I stood watching the door for a moment. I had no fucking idea what I was waiting for, but there was a tightness in my chest as I held my breath for whatever it was. Some sign that Natty was thinking of me, maybe. It didn’t come.
Then Frank yowled and reminded me it was time for dinner.
I worked on my map of the island over dinner. Well, over the heated up spaghetti on toast that I was calling dinner. I really needed to learn how to cook better. Maybe once we got internet that moved faster than a frozen snail, I could go online and order a slow cooker or something. That way Evening Me could have a nice hot meal waiting, as long as Morning Me remembered to start it all up. The flaw in the plan was Morning Me—that guy was a lazy fuck—but it was still worth a shot.

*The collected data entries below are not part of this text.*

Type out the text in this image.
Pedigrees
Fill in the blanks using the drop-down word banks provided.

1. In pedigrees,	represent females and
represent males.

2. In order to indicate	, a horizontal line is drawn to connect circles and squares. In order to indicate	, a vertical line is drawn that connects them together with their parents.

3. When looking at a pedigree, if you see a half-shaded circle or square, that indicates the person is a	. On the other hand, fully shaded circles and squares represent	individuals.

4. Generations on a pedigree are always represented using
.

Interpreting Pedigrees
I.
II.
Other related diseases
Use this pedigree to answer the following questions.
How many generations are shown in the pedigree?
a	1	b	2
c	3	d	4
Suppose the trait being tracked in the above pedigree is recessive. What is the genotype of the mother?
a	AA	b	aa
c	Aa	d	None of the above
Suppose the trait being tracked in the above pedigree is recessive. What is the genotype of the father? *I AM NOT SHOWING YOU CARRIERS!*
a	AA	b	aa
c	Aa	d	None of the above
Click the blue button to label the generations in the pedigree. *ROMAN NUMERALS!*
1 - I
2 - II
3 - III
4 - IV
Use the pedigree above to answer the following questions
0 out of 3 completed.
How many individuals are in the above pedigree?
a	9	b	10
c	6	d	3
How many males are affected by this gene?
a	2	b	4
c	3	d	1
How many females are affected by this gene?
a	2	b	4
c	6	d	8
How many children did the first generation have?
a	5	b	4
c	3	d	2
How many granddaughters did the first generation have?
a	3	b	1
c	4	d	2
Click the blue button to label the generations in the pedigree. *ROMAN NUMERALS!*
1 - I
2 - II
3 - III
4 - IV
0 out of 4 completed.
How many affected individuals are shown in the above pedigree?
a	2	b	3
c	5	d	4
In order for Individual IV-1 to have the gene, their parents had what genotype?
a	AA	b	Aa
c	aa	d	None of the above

I wiped a blob of sauce off my map, shifted Frank’s tail out of the way, and looked at what I had. It was workable. I’d printed out a topographical map of the island, and added as many buildings as I could, carefully labelling them with the occupants’ names. I had about six or seven houses filled in: the Harpers, Amy and Baby Joe, Mavis Coldwell over her shop, Button John and his family, Robbie Finch and his sister Katrina, and Red Joe and Eddie up at the lighthouse. It was a very short list of the people who actually spoke to me—and Mavis only spoke to me to harangue me. The majority of the houses in the village were still blank, and as for the houses outside the village, dotted over the island...well, I had no idea who lived in most of them. But instead of viewing that as a failure, I decided to look at it as an opportunity. Filling my map in would give me a reason to visit everyone, and introduce myself, and hopefully make at least a tiny dent in the solid wall of the islanders’ hostility.
Weirdly, today’s council meeting had made me feel better about this whole situation. Amy, even though she had been born and bred on the island, sure hadn’t been winning any friends with the whole truck thing, and while Red Joe was certainly listened to by the islanders, that didn’t mean they always liked what he had to say. The islanders weren’t a hivemind, even if that was the first impression they gave, and Eddie was proof that even an outsider could eventually find a place here.
I tapped my pen against the northern coast of the island. Seal Beach and Mayfair Bay. Did anyone live up that way? I’d get the bike out sometime this week and go and find out, or maybe Natty could tell me.